Fighting broke out at a cemetery near the southeastern town of Lice, where the statue of Mahsum Korkmaz, a Kurdistan Workers' Party fighter, was raised on Aug. 15 — the 30th anniversary of the start of the group's fight for Kurdish autonomy. The group, known by its acronym PKK, is considered a terrorist organization.

Deputy Prime Minister Besir Atalay said on Turkish NTV television that Tuesday's violence was an "act of provocation" to undermine peace talks with the PKK's jailed leader.

Turkey's military said a group of up to 250 people — which it said included PKK rebels — attacked soldiers trying to remove the statue with rocket-propelled grenades, riffles and improvised explosives, forcing troops to "immediately respond." It said the group shot at military helicopters flying overhead, hitting two. The firefight ended when the helicopters returned fire, the military said.
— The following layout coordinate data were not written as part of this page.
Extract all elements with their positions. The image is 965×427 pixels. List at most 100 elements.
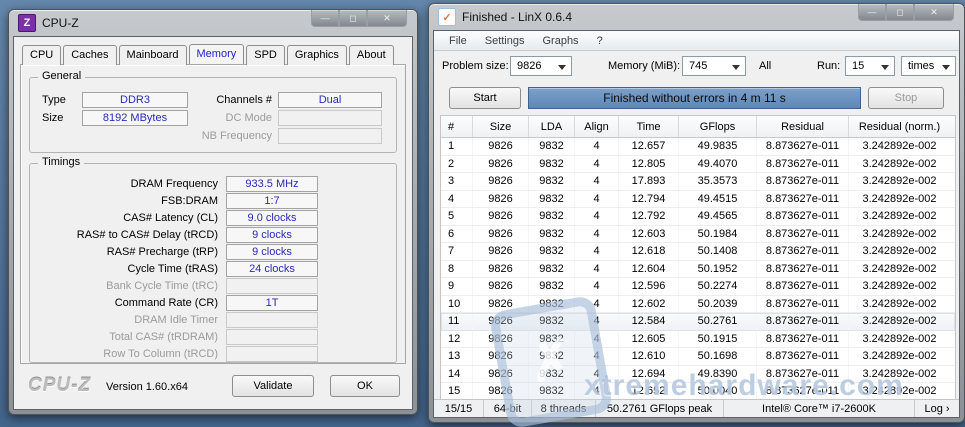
- table-cell: 50.2039: [679, 296, 757, 313]
- table-cell: 49.4515: [679, 191, 757, 208]
- table-cell: 3.242892e-002: [849, 278, 950, 295]
- run-count-value: 15: [852, 60, 864, 72]
- menu-item-file[interactable]: File: [440, 35, 476, 47]
- table-cell: 4: [575, 191, 619, 208]
- tab-spd[interactable]: SPD: [246, 45, 285, 65]
- validate-button[interactable]: Validate: [232, 375, 314, 397]
- table-row[interactable]: 298269832412.80549.40708.873627e-0113.24…: [441, 156, 955, 174]
- table-cell: 9832: [529, 296, 575, 313]
- general-left-column: TypeDDR3Size8192 MBytes: [42, 92, 188, 128]
- close-button[interactable]: ✕: [914, 4, 954, 21]
- progress-bar: Finished without errors in 4 m 11 s: [528, 87, 861, 109]
- column-header[interactable]: Time: [619, 116, 679, 137]
- table-cell: 12.584: [619, 313, 679, 330]
- table-cell: 5: [441, 208, 473, 225]
- field-value: [226, 329, 318, 345]
- table-cell: 8.873627e-011: [757, 383, 849, 400]
- table-row[interactable]: 1398269832412.61050.16988.873627e-0113.2…: [441, 348, 955, 366]
- status-segment: 8 threads: [532, 400, 596, 417]
- table-cell: 4: [575, 383, 619, 400]
- memory-value: 745: [689, 60, 707, 72]
- field-label: DRAM Idle Timer: [36, 314, 218, 326]
- table-cell: 6: [441, 226, 473, 243]
- general-right-column: Channels #DualDC ModeNB Frequency: [180, 92, 382, 146]
- column-header[interactable]: Residual: [757, 116, 849, 137]
- table-row[interactable]: 1098269832412.60250.20398.873627e-0113.2…: [441, 296, 955, 314]
- memory-label: Memory (MiB):: [608, 60, 680, 72]
- table-row[interactable]: 198269832412.65749.98358.873627e-0113.24…: [441, 138, 955, 156]
- cpuz-version-text: Version 1.60.x64: [106, 381, 188, 393]
- field-value: 8192 MBytes: [82, 110, 188, 126]
- table-row[interactable]: 1298269832412.60550.19158.873627e-0113.2…: [441, 331, 955, 349]
- tab-cpu[interactable]: CPU: [22, 45, 61, 65]
- field-value: 1:7: [226, 193, 318, 209]
- log-button[interactable]: Log ›: [915, 400, 959, 417]
- tab-graphics[interactable]: Graphics: [287, 45, 347, 65]
- menu-item-help[interactable]: ?: [588, 35, 612, 47]
- memory-combobox[interactable]: 745: [682, 56, 746, 76]
- tab-about[interactable]: About: [349, 45, 394, 65]
- dropdown-arrow-icon: [732, 65, 740, 70]
- run-label: Run:: [817, 60, 840, 72]
- column-header[interactable]: LDA: [529, 116, 575, 137]
- column-header[interactable]: Align: [575, 116, 619, 137]
- minimize-button[interactable]: —: [858, 4, 886, 21]
- table-cell: 4: [575, 138, 619, 155]
- table-row[interactable]: 398269832417.89335.35738.873627e-0113.24…: [441, 173, 955, 191]
- table-cell: 11: [441, 313, 473, 330]
- minimize-button[interactable]: —: [311, 10, 339, 27]
- field-label: Row To Column (tRCD): [36, 348, 218, 360]
- table-cell: 8.873627e-011: [757, 296, 849, 313]
- table-cell: 4: [575, 208, 619, 225]
- table-cell: 7: [441, 243, 473, 260]
- table-cell: 9826: [473, 208, 529, 225]
- run-count-combobox[interactable]: 15: [845, 56, 895, 76]
- field-row-timings: Command Rate (CR)1T: [36, 295, 390, 310]
- table-cell: 35.3573: [679, 173, 757, 190]
- table-row[interactable]: 698269832412.60350.19848.873627e-0113.24…: [441, 226, 955, 244]
- table-cell: 4: [575, 278, 619, 295]
- column-header[interactable]: #: [441, 116, 473, 137]
- menu-item-graphs[interactable]: Graphs: [533, 35, 587, 47]
- table-cell: 8.873627e-011: [757, 366, 849, 383]
- table-cell: 12.792: [619, 208, 679, 225]
- table-row[interactable]: 1198269832412.58450.27618.873627e-0113.2…: [441, 313, 955, 331]
- column-header[interactable]: Size: [473, 116, 529, 137]
- column-header[interactable]: Residual (norm.): [849, 116, 950, 137]
- tab-mainboard[interactable]: Mainboard: [119, 45, 187, 65]
- table-cell: 4: [441, 191, 473, 208]
- run-units-combobox[interactable]: times: [901, 56, 956, 76]
- stop-button[interactable]: Stop: [868, 87, 944, 109]
- ok-button[interactable]: OK: [330, 375, 400, 397]
- table-row[interactable]: 498269832412.79449.45158.873627e-0113.24…: [441, 191, 955, 209]
- timings-rows: DRAM Frequency933.5 MHzFSB:DRAM1:7CAS# L…: [36, 176, 390, 363]
- column-header[interactable]: GFlops: [679, 116, 757, 137]
- table-row[interactable]: 1598269832412.65250.00408.873627e-0113.2…: [441, 383, 955, 400]
- tab-memory[interactable]: Memory: [189, 44, 245, 64]
- table-row[interactable]: 1498269832412.69449.83908.873627e-0113.2…: [441, 366, 955, 384]
- tab-caches[interactable]: Caches: [63, 45, 116, 65]
- close-button[interactable]: ✕: [367, 10, 407, 27]
- table-row[interactable]: 798269832412.61850.14088.873627e-0113.24…: [441, 243, 955, 261]
- problem-size-combobox[interactable]: 9826: [510, 56, 572, 76]
- linx-controls-row: Problem size: 9826 Memory (MiB): 745 All…: [434, 51, 959, 83]
- table-cell: 8.873627e-011: [757, 348, 849, 365]
- table-row[interactable]: 598269832412.79249.45658.873627e-0113.24…: [441, 208, 955, 226]
- table-cell: 9832: [529, 156, 575, 173]
- menu-item-settings[interactable]: Settings: [476, 35, 534, 47]
- field-label: Bank Cycle Time (tRC): [36, 280, 218, 292]
- table-cell: 9826: [473, 313, 529, 330]
- table-cell: 9832: [529, 331, 575, 348]
- table-row[interactable]: 998269832412.59650.22748.873627e-0113.24…: [441, 278, 955, 296]
- table-row[interactable]: 898269832412.60450.19528.873627e-0113.24…: [441, 261, 955, 279]
- table-cell: 9826: [473, 348, 529, 365]
- table-cell: 4: [575, 366, 619, 383]
- table-cell: 8.873627e-011: [757, 313, 849, 330]
- field-value: 9 clocks: [226, 227, 318, 243]
- status-segment: Intel® Core™ i7-2600K: [724, 400, 915, 417]
- maximize-button[interactable]: ◻: [886, 4, 914, 21]
- start-button[interactable]: Start: [449, 87, 521, 109]
- all-label: All: [759, 60, 771, 72]
- maximize-button[interactable]: ◻: [339, 10, 367, 27]
- table-cell: 8.873627e-011: [757, 191, 849, 208]
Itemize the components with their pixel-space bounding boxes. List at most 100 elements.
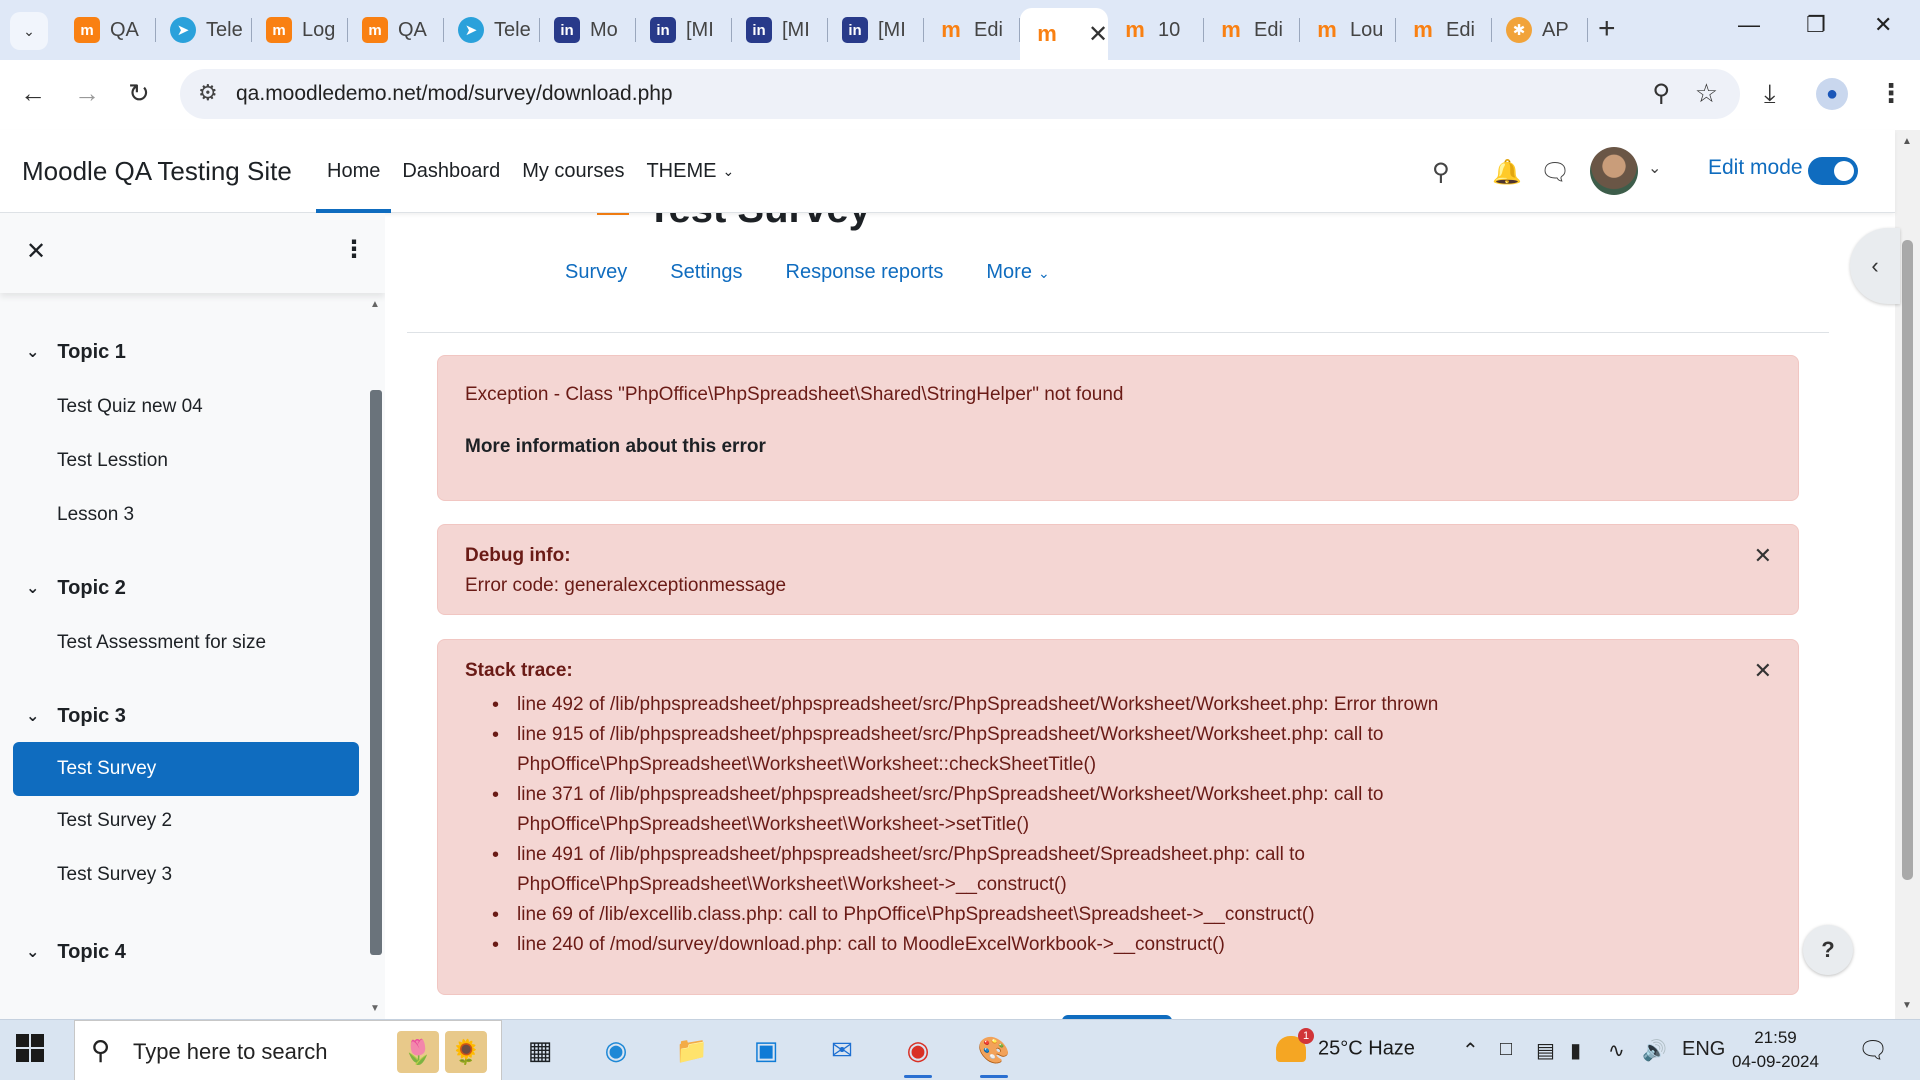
tab-more[interactable]: More ⌄ bbox=[986, 261, 1049, 284]
device-icon[interactable]: ▤ bbox=[1536, 1038, 1555, 1063]
error-message: Exception - Class "PhpOffice\PhpSpreadsh… bbox=[465, 384, 1124, 405]
kebab-menu-icon[interactable]: ⋮ bbox=[342, 235, 366, 264]
file-explorer-icon[interactable]: 📁 bbox=[672, 1030, 712, 1070]
nav-dashboard[interactable]: Dashboard bbox=[391, 130, 511, 213]
edit-mode-toggle[interactable] bbox=[1808, 157, 1858, 185]
notifications-bell-icon[interactable]: 🔔 bbox=[1492, 158, 1522, 187]
moodle-cap-favicon-icon: m bbox=[1317, 17, 1337, 42]
tab-label: [MI bbox=[686, 18, 714, 41]
scroll-up-arrow-icon[interactable]: ▲ bbox=[1902, 136, 1912, 147]
site-name[interactable]: Moodle QA Testing Site bbox=[22, 156, 292, 187]
language-indicator[interactable]: ENG bbox=[1682, 1038, 1725, 1061]
browser-tab[interactable]: m QA bbox=[348, 10, 444, 50]
url-text[interactable]: qa.moodledemo.net/mod/survey/download.ph… bbox=[236, 82, 673, 106]
chevron-up-icon[interactable]: ⌃ bbox=[1462, 1038, 1479, 1063]
browser-tab[interactable]: ➤ Tele bbox=[156, 10, 252, 50]
browser-tab[interactable]: ✱ AP bbox=[1492, 10, 1588, 50]
chevron-down-icon[interactable]: ⌄ bbox=[1648, 158, 1661, 178]
stack-trace-item: line 371 of /lib/phpspreadsheet/phpsprea… bbox=[492, 780, 1752, 840]
more-info-link[interactable]: More information about this error bbox=[465, 436, 766, 458]
close-icon[interactable]: ✕ bbox=[1754, 658, 1772, 684]
topic-3-header[interactable]: ⌄ Topic 3 bbox=[26, 701, 126, 731]
nav-my-courses[interactable]: My courses bbox=[511, 130, 635, 213]
minimize-button[interactable]: — bbox=[1738, 12, 1760, 38]
topic-name: Topic 2 bbox=[57, 576, 126, 599]
browser-tab[interactable]: m 10 bbox=[1108, 10, 1204, 50]
close-icon[interactable]: ✕ bbox=[26, 237, 46, 266]
browser-tab[interactable]: in [MI bbox=[732, 10, 828, 50]
windows-start-icon[interactable] bbox=[16, 1034, 44, 1062]
download-icon[interactable]: ⤓ bbox=[1764, 78, 1776, 110]
restore-button[interactable]: ❐ bbox=[1806, 12, 1826, 38]
topic-1-header[interactable]: ⌄ Topic 1 bbox=[26, 337, 126, 367]
paint-icon[interactable]: 🎨 bbox=[974, 1030, 1014, 1078]
search-icon[interactable]: ⚲ bbox=[1432, 158, 1450, 187]
course-index-item[interactable]: Test Quiz new 04 bbox=[57, 396, 203, 418]
meet-now-icon[interactable]: □ bbox=[1500, 1038, 1512, 1061]
nav-theme[interactable]: THEME ⌄ bbox=[635, 130, 745, 213]
volume-icon[interactable]: 🔊 bbox=[1642, 1038, 1667, 1063]
nav-home[interactable]: Home bbox=[316, 130, 392, 213]
taskbar-search-box[interactable]: ⚲ Type here to search 🌷 🌻 bbox=[74, 1020, 502, 1080]
browser-tab[interactable]: m Edi bbox=[1204, 10, 1300, 50]
browser-tab[interactable]: m Lou bbox=[1300, 10, 1396, 50]
telegram-favicon-icon: ➤ bbox=[170, 17, 196, 43]
course-index-item[interactable]: Lesson 3 bbox=[57, 504, 134, 526]
tab-search-button[interactable]: ⌄ bbox=[10, 12, 48, 50]
scrollbar-thumb[interactable] bbox=[1902, 240, 1913, 880]
tab-response-reports[interactable]: Response reports bbox=[786, 261, 944, 284]
reload-button[interactable]: ↻ bbox=[128, 78, 150, 109]
topic-2-header[interactable]: ⌄ Topic 2 bbox=[26, 573, 126, 603]
site-settings-icon[interactable]: ⚙ bbox=[198, 80, 218, 106]
scroll-down-arrow-icon[interactable]: ▼ bbox=[1902, 1000, 1912, 1011]
forward-button[interactable]: → bbox=[74, 78, 100, 109]
new-tab-button[interactable]: + bbox=[1598, 12, 1616, 46]
browser-menu-icon[interactable]: ⋮ bbox=[1878, 78, 1904, 109]
browser-tab[interactable]: m Edi bbox=[924, 10, 1020, 50]
browser-tab-active[interactable]: m ✕ bbox=[1020, 8, 1108, 60]
topic-4-header[interactable]: ⌄ Topic 4 bbox=[26, 937, 126, 967]
course-index-item-active[interactable]: Test Survey bbox=[13, 742, 359, 796]
notification-center-icon[interactable]: 🗨 bbox=[1858, 1036, 1888, 1065]
in-favicon-icon: in bbox=[842, 17, 868, 43]
omnibox[interactable]: ⚙ qa.moodledemo.net/mod/survey/download.… bbox=[180, 69, 1740, 119]
window-close-button[interactable]: ✕ bbox=[1874, 12, 1892, 38]
help-button[interactable]: ? bbox=[1803, 925, 1853, 975]
course-index-item[interactable]: Test Survey 3 bbox=[57, 864, 172, 886]
address-bar: ← → ↻ ⚙ qa.moodledemo.net/mod/survey/dow… bbox=[0, 60, 1920, 130]
course-index-item[interactable]: Test Lesstion bbox=[57, 450, 168, 472]
tab-label: QA bbox=[398, 18, 427, 41]
messages-icon[interactable]: 🗨 bbox=[1540, 158, 1570, 187]
browser-tab[interactable]: in [MI bbox=[828, 10, 924, 50]
browser-tab[interactable]: ➤ Tele bbox=[444, 10, 540, 50]
browser-tab[interactable]: m Log bbox=[252, 10, 348, 50]
close-tab-icon[interactable]: ✕ bbox=[1088, 20, 1108, 49]
microsoft-store-icon[interactable]: ▣ bbox=[746, 1030, 786, 1070]
course-index-item[interactable]: Test Survey 2 bbox=[57, 810, 172, 832]
wifi-icon[interactable]: ∿ bbox=[1608, 1038, 1625, 1063]
scroll-down-arrow-icon[interactable]: ▼ bbox=[370, 1003, 380, 1014]
browser-tab[interactable]: in Mo bbox=[540, 10, 636, 50]
zoom-icon[interactable]: ⚲ bbox=[1652, 79, 1670, 108]
browser-profile-icon[interactable]: ● bbox=[1816, 78, 1848, 110]
weather-widget[interactable]: 1 25°C Haze bbox=[1276, 1028, 1415, 1062]
browser-tab[interactable]: m Edi bbox=[1396, 10, 1492, 50]
task-view-icon[interactable]: ▦ bbox=[520, 1030, 560, 1070]
browser-tab[interactable]: in [MI bbox=[636, 10, 732, 50]
tab-survey[interactable]: Survey bbox=[565, 261, 627, 284]
battery-icon[interactable]: ▮ bbox=[1570, 1038, 1581, 1063]
stack-trace-line-cont: PhpOffice\PhpSpreadsheet\Worksheet\Works… bbox=[517, 874, 1067, 895]
close-icon[interactable]: ✕ bbox=[1754, 543, 1772, 569]
system-clock[interactable]: 21:59 04-09-2024 bbox=[1732, 1026, 1819, 1074]
edge-browser-icon[interactable]: ◉ bbox=[596, 1030, 636, 1070]
chrome-icon[interactable]: ◉ bbox=[898, 1030, 938, 1078]
course-index-item[interactable]: Test Assessment for size bbox=[57, 632, 266, 654]
browser-tab[interactable]: m QA bbox=[60, 10, 156, 50]
back-button[interactable]: ← bbox=[20, 78, 46, 109]
tab-settings[interactable]: Settings bbox=[670, 261, 742, 284]
drawer-scrollbar[interactable] bbox=[370, 390, 382, 955]
bookmark-star-icon[interactable]: ☆ bbox=[1695, 78, 1718, 109]
user-avatar[interactable] bbox=[1590, 147, 1638, 195]
scroll-up-arrow-icon[interactable]: ▲ bbox=[370, 299, 380, 310]
mail-icon[interactable]: ✉ bbox=[822, 1030, 862, 1070]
It said troops returned to base safely. The Interior Ministry said the statue was removed.

Earlier, the state-run Anadolu Agency said Kurdish protesters threw rocks and fireworks at the troops, who were acting on court orders to remove the statue. It said some protesters opened fire at the troops and that a 24-year-old man, injured by gunfire, later died in the hospital.

The pro-Kurdish Firat News said the man died after security forces attacked with helicopters, armored vehicles and gunfire.

Korkmaz, who died in 1986, was a rebel commander who took part in the PKK's first armed attack in 1984. Tens of thousands of people have been killed in the conflict since then.